Recordings > Choral and Song
VICTORIA:
Lamentations of Jeremiah
The Tallis Scholars, Phillips. Latin text with translations. Gimell CDGIM 043
The Roman Catholic services for Holy Week include Tenebrae, with specific readings, responses and psalms that focus on lamenting and repentance as preparation for the joyous, pivotal celebration of Christ's resurrection on Easter Sunday. The Lamentations of Jeremiah, part of these services, have inspired countless composers to a variety of musical settings; sixteenth-century choral settings were plentiful, but those by the Spanish Renaissance composer Tomas Luis de Victoria are among the most intensely beautiful and affecting.
The Tallis Scholars and director Peter Phillips celebrate their fiftieth CD recording (and thirty years working for their own label) with this collection. Although the nine pieces were meant to be heard in cycles of three over three days, Victoria's set makes a fine CD recital, especially with the addition of a later partial Lamentation setting by Juan Gutierrez de Padilla.
Before he left Rome (where he had been studying and working for more than twenty years), in 1587, Victoria published the Officium Hebdomadae Sanctae (1585), a setting of all necessary texts for the Holy Week services, including the nine Lamentations. One peculiarity of the Latin texts that was retained by composers was the opening line, "Here begins the lamentation of the prophet Jeremiah," a literal announcement of the reading. Another formality is the inclusion of the Hebrew letters ("Aleph," "Iod," "Teth," etc.) that introduce each verse and serve as paragraph markers. In addition, the commanding refrain to each of these nine readings, "Jerusalem, Jerusalem, return unto the Lord thy God," has often inspired the darkest, most desperate musical settings.
Victoria's massed chordal effects are produced by undulating polyphonic lines that are neither showy nor extreme, but which energize the texture. An earlier manuscript copy of the set exists in the Sistine Chapel Library and shows a more rhapsodic, less intense working out of the texts.

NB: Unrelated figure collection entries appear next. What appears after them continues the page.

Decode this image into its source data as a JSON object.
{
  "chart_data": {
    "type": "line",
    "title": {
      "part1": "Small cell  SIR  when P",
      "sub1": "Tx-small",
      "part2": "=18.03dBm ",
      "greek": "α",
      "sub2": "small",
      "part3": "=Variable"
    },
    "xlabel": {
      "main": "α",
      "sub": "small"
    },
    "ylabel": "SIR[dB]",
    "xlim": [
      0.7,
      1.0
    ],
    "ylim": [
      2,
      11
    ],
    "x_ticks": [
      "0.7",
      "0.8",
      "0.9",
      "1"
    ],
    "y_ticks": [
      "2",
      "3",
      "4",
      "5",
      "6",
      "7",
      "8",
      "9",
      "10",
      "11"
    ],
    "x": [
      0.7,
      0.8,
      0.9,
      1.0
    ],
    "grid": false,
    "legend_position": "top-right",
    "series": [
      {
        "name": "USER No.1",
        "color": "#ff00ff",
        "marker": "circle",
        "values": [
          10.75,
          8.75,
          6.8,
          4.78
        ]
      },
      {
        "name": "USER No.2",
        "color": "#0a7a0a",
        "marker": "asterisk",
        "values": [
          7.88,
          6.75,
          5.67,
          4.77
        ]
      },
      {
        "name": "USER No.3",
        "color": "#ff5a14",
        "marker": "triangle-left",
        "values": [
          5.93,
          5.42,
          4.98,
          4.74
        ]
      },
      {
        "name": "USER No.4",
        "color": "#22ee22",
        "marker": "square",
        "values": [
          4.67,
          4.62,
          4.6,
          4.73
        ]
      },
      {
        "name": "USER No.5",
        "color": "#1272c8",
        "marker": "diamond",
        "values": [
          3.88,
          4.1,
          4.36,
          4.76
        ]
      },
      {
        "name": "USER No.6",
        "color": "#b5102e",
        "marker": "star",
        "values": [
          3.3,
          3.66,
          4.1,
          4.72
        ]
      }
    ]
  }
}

The legendary blend and vocal finesse of the Tallis Scholars serve this music superbly, and when a voice part requires prominence (such as the tenor in the second lamentation for Maundy Thursday), the highlighting is both technically perfect and intensely emotional. Victoria often highlights extreme register separation (as in the second lamentation of Holy Saturday) and favors a high tessitura, easy work for the sixteen-voice Scholars.